空には満月が浮かんでいる。少女、神月刹那は一人街の中で1番高いビルの屋上に佇んでいた。彼女は何処からどう見ても『少女』であり、時間的に考えても一人ビルの屋上に佇んでいるのはおかしい。この巨大ビルは何処かの大手会社のオフィス等が入っており、もちろん彼女の家ではない。おまけに彼女は左手に装飾のついた刀を持っていた。


「刹那!」

「あ!ヤッホー、ツナ!」


ツナと呼ばれた少年、沢田綱吉もまた普通では無かった。なぜなら彼の手にはグローブが嵌められており、彼の額やそのグローブには『死ぬ気の炎』と呼ばれるオレンジに光る炎が灯っているからである。更に、今彼は現在進行形で宙に浮かんでいるのである。
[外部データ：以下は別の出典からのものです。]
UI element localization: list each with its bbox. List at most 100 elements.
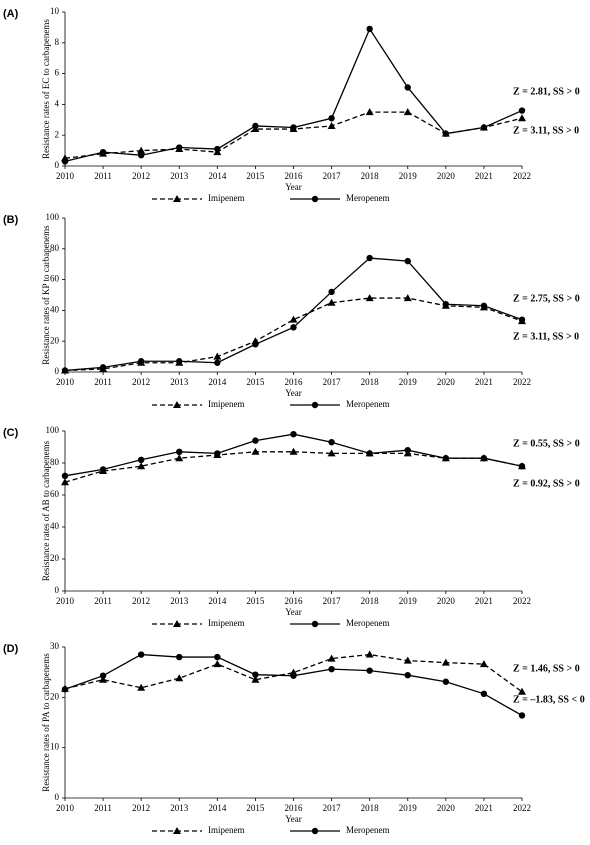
circle-marker <box>366 450 373 457</box>
annotation: Z = 0.55, SS > 0 <box>513 438 580 449</box>
y-tick-label: 6 <box>55 68 60 78</box>
circle-marker <box>366 25 373 33</box>
legend-label: Imipenem <box>208 825 245 835</box>
triangle-marker <box>365 650 374 658</box>
y-axis-label: Resistance rates of KP to carbapenems <box>41 225 51 365</box>
y-tick-label: 2 <box>55 129 60 139</box>
circle-marker <box>137 456 145 463</box>
x-tick-label: 2014 <box>208 171 227 181</box>
circle-marker <box>480 455 488 462</box>
legend-marker <box>311 620 319 628</box>
x-tick-label: 2019 <box>399 596 418 606</box>
panel: (B) 0 20 40 60 80 100 2010 2011 2012 2013 2014 2015 2… <box>3 212 580 409</box>
x-tick-label: 2015 <box>246 171 265 181</box>
panel-label: (C) <box>3 427 19 439</box>
circle-marker <box>176 144 183 151</box>
legend-marker <box>173 195 181 202</box>
x-tick-label: 2015 <box>246 803 265 813</box>
x-tick-label: 2017 <box>323 377 342 387</box>
circle-marker <box>61 367 69 374</box>
annotation: Z = 3.11, SS > 0 <box>513 331 579 342</box>
x-tick-label: 2020 <box>437 596 456 606</box>
y-tick-label: 80 <box>50 457 60 467</box>
series-line <box>64 433 523 477</box>
circle-marker <box>61 158 69 165</box>
x-tick-label: 2021 <box>475 803 493 813</box>
annotation: Z = 3.11, SS > 0 <box>513 125 579 136</box>
x-tick-label: 2013 <box>170 377 189 387</box>
annotation: Z = 1.46, SS > 0 <box>513 663 580 674</box>
y-tick-label: 60 <box>50 489 60 499</box>
circle-marker <box>99 364 107 371</box>
x-tick-label: 2020 <box>437 377 456 387</box>
circle-marker <box>328 439 335 446</box>
triangle-marker <box>365 108 374 116</box>
x-tick-label: 2017 <box>323 171 342 181</box>
circle-marker <box>252 341 259 348</box>
legend-marker <box>173 620 181 627</box>
triangle-marker <box>327 121 336 129</box>
annotation: Z = 0.92, SS > 0 <box>513 478 580 489</box>
circle-marker <box>328 665 335 673</box>
circle-marker <box>176 653 183 661</box>
x-tick-label: 2015 <box>246 377 265 387</box>
x-axis-label: Year <box>285 607 302 617</box>
circle-marker <box>328 115 335 122</box>
x-tick-label: 2016 <box>285 377 304 387</box>
y-tick-label: 30 <box>50 641 60 651</box>
panel: (A) 0 2 4 6 8 10 2010 2011 2012 2013 2014 2015 2016 20… <box>3 6 580 203</box>
circle-marker <box>137 358 145 365</box>
triangle-marker <box>403 108 412 116</box>
circle-marker <box>176 358 183 365</box>
series-line <box>64 653 523 717</box>
circle-marker <box>290 124 297 131</box>
x-tick-label: 2012 <box>132 596 150 606</box>
x-tick-label: 2018 <box>361 171 380 181</box>
y-tick-label: 8 <box>55 37 60 47</box>
triangle-marker <box>61 478 69 486</box>
y-axis-label: Resistance rates of PA to carbapenems <box>41 653 51 792</box>
y-tick-label: 20 <box>50 553 60 563</box>
circle-marker <box>480 302 488 309</box>
y-axis-label: Resistance rates of AB to carbapenems <box>41 440 51 581</box>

グローブから噴射された炎の推進力を使ってブースターのようにグローブを扱い空を飛んでいるのである。

「一人で突っ走るなっていつも言ってるだろう?」

「ごめん、ごめん。今日のは特大の獲物だったからさ。つい…ι」

「ついって…ιそれで?『狩り』は終わったの?」

「うん!今日はもう終わりかな?気配もないし。ツナもお疲れ!数体倒してきたでしょ?『鬼』。」


この世界には人々が恐れる『鬼』と呼ばれる存在がいる。それらは人々の心の闇から生まれ、人々を襲い、恐怖を生み出しては其れを糧とする厄介な存在である。しかもその存在は普通の武器では倒せない。「死ぬ気の炎」や、特殊武器でないと倒せないのだ。刹那の持つ刀は刹那自身の特殊な力を具現化したようなもので、名を『焔(ホムラ)』という。その名の通り、属性は炎である。刹那の他にもこうした力を持つ者はおり、氷を司ったり、存在そのものを消すといった力を司る者もいる。


「ツナだけじゃないぞ。下にいる奴らも数体倒してたぞ。」

「「リボーン」」

「チャオッス。」

リボーンと呼ばれた赤ん坊は、赤ん坊らしからぬ素早い動作で刹那と綱吉の所に現れた。リボーンは見た目こそ赤ん坊だが、『アルコバレーノ』と呼ばれる最強の赤ん坊の中の一人である。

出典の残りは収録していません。